Maccabi Ashkelon
- Full name: Maccabi Ashkelon Football Club מכבי אשקלון
- Founded: 1962 2015 (Re-established)
- Dissolved: 2001
- Ground: Sala Stadium, Ashkelon
- Capacity: 5,250
- Chairman: Meny Yasso
- Manager: Dudu Vaturi
- League: Liga Gimel South
| Home colours | Away colours |

= Maccabi Ashkelon F.C. =

Israeli football club

Maccabi Ashkelon (מכבי אשקלון) is an Israeli football club based in Ashkelon.

==History==
The club was founded in 1962 and played mostly in the lower divisions of Israeli football. In their first season of existence, Maccabi won Liga Gimel South B division and achieved promotion to Liga Bet, then the third tier of Israeli football.
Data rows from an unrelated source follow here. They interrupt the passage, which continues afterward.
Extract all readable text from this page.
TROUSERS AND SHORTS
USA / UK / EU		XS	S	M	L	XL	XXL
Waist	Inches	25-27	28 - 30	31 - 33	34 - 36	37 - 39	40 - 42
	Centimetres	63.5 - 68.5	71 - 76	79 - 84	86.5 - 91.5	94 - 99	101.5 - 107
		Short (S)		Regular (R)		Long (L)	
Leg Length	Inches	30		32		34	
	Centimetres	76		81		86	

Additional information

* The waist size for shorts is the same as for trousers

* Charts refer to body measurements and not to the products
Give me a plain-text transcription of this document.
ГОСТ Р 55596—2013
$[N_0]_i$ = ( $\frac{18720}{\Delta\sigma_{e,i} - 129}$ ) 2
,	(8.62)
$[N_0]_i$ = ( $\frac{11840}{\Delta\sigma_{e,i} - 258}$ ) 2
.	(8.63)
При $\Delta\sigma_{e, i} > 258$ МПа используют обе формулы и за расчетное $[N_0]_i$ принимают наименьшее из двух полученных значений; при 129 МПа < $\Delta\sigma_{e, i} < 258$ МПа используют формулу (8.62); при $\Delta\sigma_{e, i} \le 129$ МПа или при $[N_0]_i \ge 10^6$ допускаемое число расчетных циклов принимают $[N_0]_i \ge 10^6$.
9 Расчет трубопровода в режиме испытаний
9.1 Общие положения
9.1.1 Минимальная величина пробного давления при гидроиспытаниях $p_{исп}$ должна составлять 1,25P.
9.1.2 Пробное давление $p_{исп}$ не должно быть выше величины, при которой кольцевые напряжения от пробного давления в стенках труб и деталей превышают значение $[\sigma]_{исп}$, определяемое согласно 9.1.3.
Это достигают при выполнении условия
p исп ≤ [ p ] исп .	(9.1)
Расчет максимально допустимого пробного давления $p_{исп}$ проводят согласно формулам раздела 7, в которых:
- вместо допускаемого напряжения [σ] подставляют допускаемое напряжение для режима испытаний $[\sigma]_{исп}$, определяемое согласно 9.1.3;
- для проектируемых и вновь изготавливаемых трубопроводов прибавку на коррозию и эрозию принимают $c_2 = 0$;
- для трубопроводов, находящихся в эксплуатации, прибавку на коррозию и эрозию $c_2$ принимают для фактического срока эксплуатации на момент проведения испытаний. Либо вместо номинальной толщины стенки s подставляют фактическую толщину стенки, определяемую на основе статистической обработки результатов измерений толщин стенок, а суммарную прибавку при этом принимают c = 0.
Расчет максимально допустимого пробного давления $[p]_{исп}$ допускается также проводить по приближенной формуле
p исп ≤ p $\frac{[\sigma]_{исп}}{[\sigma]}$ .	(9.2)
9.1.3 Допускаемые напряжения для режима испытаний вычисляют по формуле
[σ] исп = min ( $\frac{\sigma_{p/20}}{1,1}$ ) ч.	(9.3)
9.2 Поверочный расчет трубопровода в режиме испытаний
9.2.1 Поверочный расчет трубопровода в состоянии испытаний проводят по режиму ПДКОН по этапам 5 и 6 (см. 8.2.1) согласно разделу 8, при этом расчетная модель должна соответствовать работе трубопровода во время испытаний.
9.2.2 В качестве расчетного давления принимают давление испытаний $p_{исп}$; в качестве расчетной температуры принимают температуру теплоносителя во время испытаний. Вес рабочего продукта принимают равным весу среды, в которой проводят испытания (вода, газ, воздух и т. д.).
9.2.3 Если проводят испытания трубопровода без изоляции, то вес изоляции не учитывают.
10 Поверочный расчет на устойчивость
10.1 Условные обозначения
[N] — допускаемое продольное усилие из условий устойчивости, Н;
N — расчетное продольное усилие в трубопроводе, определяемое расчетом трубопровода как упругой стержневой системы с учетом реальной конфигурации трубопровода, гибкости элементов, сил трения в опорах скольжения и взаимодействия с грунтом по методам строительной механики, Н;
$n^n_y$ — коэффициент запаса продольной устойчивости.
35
In the following season, the club finished second bottom in Liga Bet South B division and dropped back to Liga Gimel. Maccabi returned to Liga Bet in the 1969–70 season, and after three seasons in the third tier, relegated again at the end of the 1971–72 season. In 1975–76, the club returned to Liga Bet, which at the end of the season, became the fourth tier of Israeli football, following the creation of Liga Artzit. Maccabi played in the fourth tier until the 1983–84 season, in which they finished bottom of the South B division and relegated to Liga Gimel.

In the 1990s, the club started a period of success and reached Liga Alef, the third tier, in the 1997–98 season. At the end of the 1998–99 season, in which the club was one place short from promotion to Liga Artzit, Liga Alef became the fourth tier, following the creation of the Israeli Premier League. However, in the following season, Maccabi won the South division and achieved promotion to Liga Artzit. In the 2000–01 Liga Artzit, the only season in which the club played in a nationwide division, Maccabi had a better goal difference than Hapoel Nazareth Illit in the battle against relegation, and after the season ended, they were deducted two points for violation of the budget rules and as a result, relegated to Liga Alef. The club folded during the summer of 2001, following a debt of more than 2,000,000 NIS.

During their last five years of existence, up until March 2001, Maccabi Ashkelon were managed by former Israel international and Hapoel Tel Aviv player, Moris Zano.

In 2015, the club was re-founded by Manny Yasso. The club participates in Liga Gimel South district and now operate as a youth team for under-14s.